Manzanita Lake campsites and cabins are also next to the visitor center and general store, which has a little cafe and microwave you can take advantage of. There are showers here, too!
Rim Rock Ranch in Old Station
If possible, I recommend staying inside the park via camping or in one of the cabins as there aren’t many lodging options right outside the park. Redding is about an hour’s drive away which is not practical if you are planning on visiting the park multiple days.
What To Pack For Lassen Volcanic National Park
Most likely you’ll be visiting in the summer or early fall, which means the days will be hot but the evenings will be cooler. As I’ve mentioned before, you’ll need a lot of water to stay hydrated. I can’t stress that enough! Here’s what to pack for a trip into the park:
- Water bottle & water jug
- Hiking boots or hiking shoes for the trails (these are my favorites)
- Bug spray
- Sunscreen (get an eco-friendly brand if you plan on swimming)
- Swimsuit & towel if you want to swim (Summersalt is my favorite swimsuit brand!)
- Hiking outfit (I love this red set from Old Navy)
- Face mask (this gaiter is handy to keep on your neck while hiking)
- Backpack for hiking (we use this one which is versatile for every-day use, too!)
- Snacks & a packed lunch
- Hand lotion (the hand sanitizer at the bathrooms dries my hands out)
- Credit card for the park entry fee
- Sweater for the evenings or cooler days
- Compostable trash bag so you can pack out your trash (we use these)
- Audiobook downloaded. We love listening to audiobooks around the campfire together.
If you are camping, also bring your normal camping gear plus an extra-thick sweater for the night, it does get pretty chilly. The sites have bear lockers so you don’t need to bring anything special for camping in Lassen.

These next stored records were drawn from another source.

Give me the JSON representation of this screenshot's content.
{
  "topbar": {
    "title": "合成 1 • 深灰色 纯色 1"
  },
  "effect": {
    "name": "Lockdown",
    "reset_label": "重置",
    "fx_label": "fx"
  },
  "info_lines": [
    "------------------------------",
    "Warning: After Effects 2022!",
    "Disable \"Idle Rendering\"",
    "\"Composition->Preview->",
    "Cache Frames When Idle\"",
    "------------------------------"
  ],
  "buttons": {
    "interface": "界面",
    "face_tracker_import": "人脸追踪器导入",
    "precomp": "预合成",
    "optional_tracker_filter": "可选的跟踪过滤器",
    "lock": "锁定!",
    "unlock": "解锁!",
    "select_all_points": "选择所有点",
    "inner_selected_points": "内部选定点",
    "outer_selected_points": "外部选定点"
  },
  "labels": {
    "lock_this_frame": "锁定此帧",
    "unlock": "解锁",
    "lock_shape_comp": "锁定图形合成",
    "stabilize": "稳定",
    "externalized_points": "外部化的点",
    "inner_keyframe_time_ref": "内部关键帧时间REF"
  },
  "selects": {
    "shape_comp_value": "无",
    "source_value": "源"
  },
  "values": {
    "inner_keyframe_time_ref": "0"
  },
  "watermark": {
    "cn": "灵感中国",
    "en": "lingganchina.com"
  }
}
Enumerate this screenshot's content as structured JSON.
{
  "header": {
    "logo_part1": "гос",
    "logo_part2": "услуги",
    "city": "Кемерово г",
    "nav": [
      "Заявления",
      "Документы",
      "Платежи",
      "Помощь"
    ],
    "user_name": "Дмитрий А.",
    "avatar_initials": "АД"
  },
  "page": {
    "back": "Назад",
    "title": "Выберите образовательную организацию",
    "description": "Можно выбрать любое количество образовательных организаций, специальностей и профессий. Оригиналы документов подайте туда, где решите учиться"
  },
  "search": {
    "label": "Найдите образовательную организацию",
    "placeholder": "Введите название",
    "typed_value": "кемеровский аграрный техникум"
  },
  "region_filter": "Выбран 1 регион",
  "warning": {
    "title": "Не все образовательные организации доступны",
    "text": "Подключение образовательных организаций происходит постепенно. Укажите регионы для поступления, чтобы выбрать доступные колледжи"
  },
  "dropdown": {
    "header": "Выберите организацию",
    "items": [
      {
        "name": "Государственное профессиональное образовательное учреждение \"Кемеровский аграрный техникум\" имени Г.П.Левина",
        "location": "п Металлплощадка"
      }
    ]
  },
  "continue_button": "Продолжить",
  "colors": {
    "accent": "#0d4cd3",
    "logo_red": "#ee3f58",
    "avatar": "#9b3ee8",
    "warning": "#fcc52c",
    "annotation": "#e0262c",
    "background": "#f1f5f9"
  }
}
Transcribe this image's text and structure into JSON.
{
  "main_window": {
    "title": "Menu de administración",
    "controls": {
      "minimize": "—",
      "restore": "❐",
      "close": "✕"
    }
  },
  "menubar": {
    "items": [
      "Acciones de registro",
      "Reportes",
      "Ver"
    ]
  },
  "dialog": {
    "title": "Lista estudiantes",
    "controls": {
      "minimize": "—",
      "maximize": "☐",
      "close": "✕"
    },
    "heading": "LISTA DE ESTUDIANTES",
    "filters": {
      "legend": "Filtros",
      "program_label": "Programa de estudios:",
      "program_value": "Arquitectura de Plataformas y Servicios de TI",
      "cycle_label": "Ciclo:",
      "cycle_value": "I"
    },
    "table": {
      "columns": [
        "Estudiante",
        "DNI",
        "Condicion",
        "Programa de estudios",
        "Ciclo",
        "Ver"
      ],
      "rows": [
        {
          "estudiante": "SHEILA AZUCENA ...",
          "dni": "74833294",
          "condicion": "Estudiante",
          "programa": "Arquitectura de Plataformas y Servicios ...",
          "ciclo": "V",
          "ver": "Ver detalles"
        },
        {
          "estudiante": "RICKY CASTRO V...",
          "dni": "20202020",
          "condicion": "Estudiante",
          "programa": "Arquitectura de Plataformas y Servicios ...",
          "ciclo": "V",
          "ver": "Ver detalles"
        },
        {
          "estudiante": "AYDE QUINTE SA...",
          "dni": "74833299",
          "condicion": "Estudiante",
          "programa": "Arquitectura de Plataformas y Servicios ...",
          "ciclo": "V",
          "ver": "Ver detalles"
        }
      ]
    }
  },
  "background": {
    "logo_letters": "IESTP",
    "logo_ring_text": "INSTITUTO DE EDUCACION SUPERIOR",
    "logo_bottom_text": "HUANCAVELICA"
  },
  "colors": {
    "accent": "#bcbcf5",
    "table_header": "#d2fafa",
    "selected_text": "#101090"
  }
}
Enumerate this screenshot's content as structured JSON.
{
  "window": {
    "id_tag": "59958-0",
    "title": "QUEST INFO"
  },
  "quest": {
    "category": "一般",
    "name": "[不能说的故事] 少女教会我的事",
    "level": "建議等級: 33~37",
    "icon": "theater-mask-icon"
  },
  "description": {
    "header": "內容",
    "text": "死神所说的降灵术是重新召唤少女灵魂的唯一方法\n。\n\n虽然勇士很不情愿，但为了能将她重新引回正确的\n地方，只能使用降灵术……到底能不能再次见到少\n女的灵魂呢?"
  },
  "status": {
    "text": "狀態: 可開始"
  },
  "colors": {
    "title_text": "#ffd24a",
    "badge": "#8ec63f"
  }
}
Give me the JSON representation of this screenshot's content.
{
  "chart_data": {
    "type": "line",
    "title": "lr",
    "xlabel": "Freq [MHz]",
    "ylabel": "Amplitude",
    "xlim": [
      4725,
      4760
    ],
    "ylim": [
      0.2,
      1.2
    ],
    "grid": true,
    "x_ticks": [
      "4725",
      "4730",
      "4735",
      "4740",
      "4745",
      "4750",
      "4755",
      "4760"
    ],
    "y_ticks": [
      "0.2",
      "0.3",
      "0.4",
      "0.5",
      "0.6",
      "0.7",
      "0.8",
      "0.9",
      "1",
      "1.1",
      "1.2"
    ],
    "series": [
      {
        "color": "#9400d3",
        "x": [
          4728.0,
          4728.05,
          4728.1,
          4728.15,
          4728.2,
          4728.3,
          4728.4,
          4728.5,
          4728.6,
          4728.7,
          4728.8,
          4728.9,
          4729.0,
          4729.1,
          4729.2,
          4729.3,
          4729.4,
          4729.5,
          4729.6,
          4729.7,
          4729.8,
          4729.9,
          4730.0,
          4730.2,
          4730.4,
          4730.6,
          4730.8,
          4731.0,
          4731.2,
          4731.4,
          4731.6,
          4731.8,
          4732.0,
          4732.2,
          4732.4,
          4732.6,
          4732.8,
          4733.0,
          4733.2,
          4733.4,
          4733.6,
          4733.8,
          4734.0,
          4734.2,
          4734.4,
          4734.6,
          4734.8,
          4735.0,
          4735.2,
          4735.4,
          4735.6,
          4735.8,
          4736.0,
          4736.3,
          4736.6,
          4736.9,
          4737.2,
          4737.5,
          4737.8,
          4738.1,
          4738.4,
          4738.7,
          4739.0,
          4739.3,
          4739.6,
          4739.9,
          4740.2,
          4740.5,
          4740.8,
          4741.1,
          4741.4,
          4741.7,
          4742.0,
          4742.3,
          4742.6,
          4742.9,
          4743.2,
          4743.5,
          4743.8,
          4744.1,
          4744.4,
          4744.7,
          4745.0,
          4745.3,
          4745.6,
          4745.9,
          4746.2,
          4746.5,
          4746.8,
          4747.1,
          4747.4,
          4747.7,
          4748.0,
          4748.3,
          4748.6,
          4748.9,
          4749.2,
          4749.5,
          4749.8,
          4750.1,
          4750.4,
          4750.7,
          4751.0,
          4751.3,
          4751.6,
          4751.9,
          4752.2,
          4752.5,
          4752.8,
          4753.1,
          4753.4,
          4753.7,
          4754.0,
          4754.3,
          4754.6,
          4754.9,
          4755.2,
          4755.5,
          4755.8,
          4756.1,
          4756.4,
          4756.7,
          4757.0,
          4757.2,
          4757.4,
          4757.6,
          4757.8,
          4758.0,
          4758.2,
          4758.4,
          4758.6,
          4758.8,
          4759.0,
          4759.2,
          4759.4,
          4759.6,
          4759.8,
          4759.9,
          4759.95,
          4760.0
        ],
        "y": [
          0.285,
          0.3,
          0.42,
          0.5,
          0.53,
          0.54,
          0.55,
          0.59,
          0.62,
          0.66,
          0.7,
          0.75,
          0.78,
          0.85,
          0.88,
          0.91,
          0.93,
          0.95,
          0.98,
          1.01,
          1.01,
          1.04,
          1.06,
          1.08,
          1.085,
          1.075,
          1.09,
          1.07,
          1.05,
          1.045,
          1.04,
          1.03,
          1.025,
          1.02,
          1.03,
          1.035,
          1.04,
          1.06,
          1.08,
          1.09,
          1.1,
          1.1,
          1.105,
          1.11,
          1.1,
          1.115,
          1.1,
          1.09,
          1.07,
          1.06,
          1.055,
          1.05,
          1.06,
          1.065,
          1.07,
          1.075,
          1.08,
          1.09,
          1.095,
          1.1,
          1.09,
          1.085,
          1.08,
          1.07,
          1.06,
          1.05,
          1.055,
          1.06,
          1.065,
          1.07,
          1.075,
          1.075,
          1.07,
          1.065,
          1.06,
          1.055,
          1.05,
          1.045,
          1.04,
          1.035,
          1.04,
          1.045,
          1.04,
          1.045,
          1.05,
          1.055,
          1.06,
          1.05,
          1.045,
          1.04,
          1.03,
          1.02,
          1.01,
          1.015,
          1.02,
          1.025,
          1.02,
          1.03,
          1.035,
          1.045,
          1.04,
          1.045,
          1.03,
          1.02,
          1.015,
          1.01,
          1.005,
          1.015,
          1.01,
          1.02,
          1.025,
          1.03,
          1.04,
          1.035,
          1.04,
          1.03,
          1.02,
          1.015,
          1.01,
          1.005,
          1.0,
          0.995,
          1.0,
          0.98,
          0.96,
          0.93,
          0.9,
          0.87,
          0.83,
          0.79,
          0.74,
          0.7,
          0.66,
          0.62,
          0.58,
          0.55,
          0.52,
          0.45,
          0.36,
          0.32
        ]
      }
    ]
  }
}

Only Got One Day In Lassen Volcanic National Park? Here’s What To Do!
Short on time? That’s ok! While this park is HUGE and you easily can spend days exploring it, it does make for a nice day trip as well. This is because the two entrances are on the north and south end of the park, making it easy to enter one side, hit up a few spots, and out the other.
Start at Manzanita Lake. Use the restroom here & check the notice board for any important park updates (like if any trails are closed or if bears have been spotted lately.) You can’t currently swim in Manzanita Lake but you can drive over to the boat landing area if you want to walk up to the shoreline.
Next, go across the street to walk around Reflection Lake, which is an easy .6 mile stroll around a small lake that has a beautiful reflection of Chaos Crags in the water! This makes a really nice first hike in the park to get you going.
After, drive about 20 minutes to the Devastated Area to learn all about the eruption in the park and all the different rock types. This is also easy, it’ll take you under 30 minutes to tour but it’s super informative. There are bathrooms here if you need them.
Onto Bumpass Hell hike next! This is one of the most famous and best hikes in Lassen National Park. It’ll take you about 1.5 hours round trip. It’s not too hard and great for all ages.
After your hike, go across the street to Lake Helen to cool off. Either dip your feet or jump in if you have a swimsuit! You can keep your car in the Bumpass Hell parking lot.
And that’s your day trip into Lassen! Exit through Kohm Yah-mah-nee Visitor Center & out into the town of Mineral. OR, reverse this itinerary if you are entering from the Kohm Yah-mah-nee Visitor Center side.
I hope this helps you plan an amazing trip to Lassen! I knew this park would be cool but I was so surprised about HOW DANG beautiful this national park is. It’s not one of my top favorites in the country and I hope to visit again next year to do the hikes I couldn’t squeeze in this trip.